Na última plenária organizada pelo movimento, dia 31 de janeiro, realizada no Sindsep, dentre diversas propostas feitas por companheiros e companheiras de outras frentes, os militantes da Esquerda Marxista apresentaram importantes propostas como a criação de uma frente única com diferentes movimentos contra a privatização e trazer para o interior do movimento a defesa pela estatização de todo serviço público hoje privatizado.

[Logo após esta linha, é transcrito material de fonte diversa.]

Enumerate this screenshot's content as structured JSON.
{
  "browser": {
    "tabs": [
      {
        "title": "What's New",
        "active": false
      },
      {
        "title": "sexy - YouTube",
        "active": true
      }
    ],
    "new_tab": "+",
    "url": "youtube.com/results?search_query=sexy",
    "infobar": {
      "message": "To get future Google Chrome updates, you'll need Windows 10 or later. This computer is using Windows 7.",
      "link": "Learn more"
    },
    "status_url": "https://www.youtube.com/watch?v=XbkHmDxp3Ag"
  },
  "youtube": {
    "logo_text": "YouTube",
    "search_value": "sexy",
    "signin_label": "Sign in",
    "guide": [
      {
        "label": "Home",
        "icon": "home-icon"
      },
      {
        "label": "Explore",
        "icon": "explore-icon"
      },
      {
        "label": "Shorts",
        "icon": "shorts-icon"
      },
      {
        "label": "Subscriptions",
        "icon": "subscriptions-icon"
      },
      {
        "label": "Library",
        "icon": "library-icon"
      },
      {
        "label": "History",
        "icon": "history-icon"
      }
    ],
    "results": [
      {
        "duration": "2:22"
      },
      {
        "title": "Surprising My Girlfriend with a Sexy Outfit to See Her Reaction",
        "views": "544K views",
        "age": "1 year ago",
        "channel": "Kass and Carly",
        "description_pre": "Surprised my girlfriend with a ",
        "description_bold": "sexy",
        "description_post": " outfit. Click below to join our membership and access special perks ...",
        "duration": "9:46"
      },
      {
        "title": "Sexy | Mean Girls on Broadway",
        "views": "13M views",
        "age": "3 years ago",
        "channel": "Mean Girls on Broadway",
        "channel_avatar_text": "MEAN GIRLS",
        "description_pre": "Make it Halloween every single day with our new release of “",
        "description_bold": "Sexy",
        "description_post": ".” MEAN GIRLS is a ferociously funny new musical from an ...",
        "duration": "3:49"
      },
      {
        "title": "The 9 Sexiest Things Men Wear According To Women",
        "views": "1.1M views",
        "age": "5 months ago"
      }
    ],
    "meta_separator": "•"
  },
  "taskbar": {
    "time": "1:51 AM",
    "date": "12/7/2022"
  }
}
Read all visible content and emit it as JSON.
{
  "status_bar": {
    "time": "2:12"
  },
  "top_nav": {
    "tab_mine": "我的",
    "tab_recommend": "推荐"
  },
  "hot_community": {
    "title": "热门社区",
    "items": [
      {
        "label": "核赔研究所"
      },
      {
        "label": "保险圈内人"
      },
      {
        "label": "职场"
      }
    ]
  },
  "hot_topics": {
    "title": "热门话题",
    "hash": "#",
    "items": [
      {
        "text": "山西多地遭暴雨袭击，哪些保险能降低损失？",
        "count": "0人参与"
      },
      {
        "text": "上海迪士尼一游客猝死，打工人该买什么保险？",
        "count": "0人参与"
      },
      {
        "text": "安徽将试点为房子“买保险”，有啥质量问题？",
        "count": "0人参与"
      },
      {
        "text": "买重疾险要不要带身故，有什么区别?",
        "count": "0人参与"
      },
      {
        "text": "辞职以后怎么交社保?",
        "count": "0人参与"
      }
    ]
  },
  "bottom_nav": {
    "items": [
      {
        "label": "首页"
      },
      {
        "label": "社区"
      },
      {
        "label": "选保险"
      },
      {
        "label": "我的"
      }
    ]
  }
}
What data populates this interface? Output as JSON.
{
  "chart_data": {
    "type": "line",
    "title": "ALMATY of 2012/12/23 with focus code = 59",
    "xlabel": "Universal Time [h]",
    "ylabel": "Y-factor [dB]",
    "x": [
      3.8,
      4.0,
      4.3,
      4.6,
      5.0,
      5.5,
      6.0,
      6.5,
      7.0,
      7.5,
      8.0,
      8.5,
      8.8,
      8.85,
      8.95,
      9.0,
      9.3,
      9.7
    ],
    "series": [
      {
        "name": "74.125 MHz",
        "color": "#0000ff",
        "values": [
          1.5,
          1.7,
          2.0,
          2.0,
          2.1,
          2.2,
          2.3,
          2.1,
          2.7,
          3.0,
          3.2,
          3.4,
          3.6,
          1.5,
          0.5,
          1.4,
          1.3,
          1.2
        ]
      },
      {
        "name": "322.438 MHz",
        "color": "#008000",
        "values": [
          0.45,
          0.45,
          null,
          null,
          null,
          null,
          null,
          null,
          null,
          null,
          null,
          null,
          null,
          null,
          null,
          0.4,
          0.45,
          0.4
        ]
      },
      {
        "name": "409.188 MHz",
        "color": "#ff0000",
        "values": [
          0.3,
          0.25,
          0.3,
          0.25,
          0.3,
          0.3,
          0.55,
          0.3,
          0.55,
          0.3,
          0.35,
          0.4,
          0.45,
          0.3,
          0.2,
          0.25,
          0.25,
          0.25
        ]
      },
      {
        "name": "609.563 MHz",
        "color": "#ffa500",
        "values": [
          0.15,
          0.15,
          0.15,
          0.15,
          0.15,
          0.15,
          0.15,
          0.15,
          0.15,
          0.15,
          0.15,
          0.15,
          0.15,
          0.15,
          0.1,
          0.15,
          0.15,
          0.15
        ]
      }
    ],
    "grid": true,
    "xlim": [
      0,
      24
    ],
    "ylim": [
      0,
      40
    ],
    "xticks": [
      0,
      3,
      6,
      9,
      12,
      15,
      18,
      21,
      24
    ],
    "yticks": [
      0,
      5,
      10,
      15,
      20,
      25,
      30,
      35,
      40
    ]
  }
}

Ambas propostas foram aprovadas no plenário.
O movimento tem ganhado proporções significativas e positivas, pressionando a gestão atual para retroceder com a proposta de privatização.
O Sindsep deve seguir firme junto com o movimento pela sua organização e combate contra a privatização das Casas de Cultura, sem arredar o pé ou negociar o que é nosso por conquista e direito, de modo que o tal projeto seja derrotado de uma vez por todas.
Os marxistas devem impulsionar, numa perspectiva de frente única, as ações corretas do movimento S.O.S Casas de Cultura e elevar o tom do debate e ação prática pelo fim da administração dos serviços públicos pelas OSC ou outras entidades privadas.
É fundamental, que todos e todas contra a privatização assinem a petição pública “Manifesto contra a privatização das Casas de Cultura em São Paulo – SP“, impulsionada pelo movimento como uma das formas de combate e pressão no campo do legislativo.
No mais, está sendo organizada pelo movimento a realização de um grande ato para o dia 27 de março, cujo local e horário será definido e divulgado mais adiante.
No entanto, é necessário que nos organizemos para participar ativamente nesse ato, levando as seguintes palavras de ordem em defesa dos serviços públicos: não à privatização das Casas de Cultura; estatização de todos os serviços públicos privatizados e terceirizados; efetivação de todos os trabalhadores terceirizados; contratação imediata, via concurso público para todas as áreas do serviço público; abaixo a EC 95 – Teto de Gastos; abaixo a Lei da Terceirização Irrestrita e as contrarreformas da Previdência, Trabalhista e Administrativa; pelo fim do pagamento da dívida pública e que todo o dinheiro seja revertido para os serviços públicos (cultura, educação, saúde e assistência social).
Artigo publicado originalmente na 7ª edição do boletim “Em Defesa do Serviço Público”, de janeiro de 2023.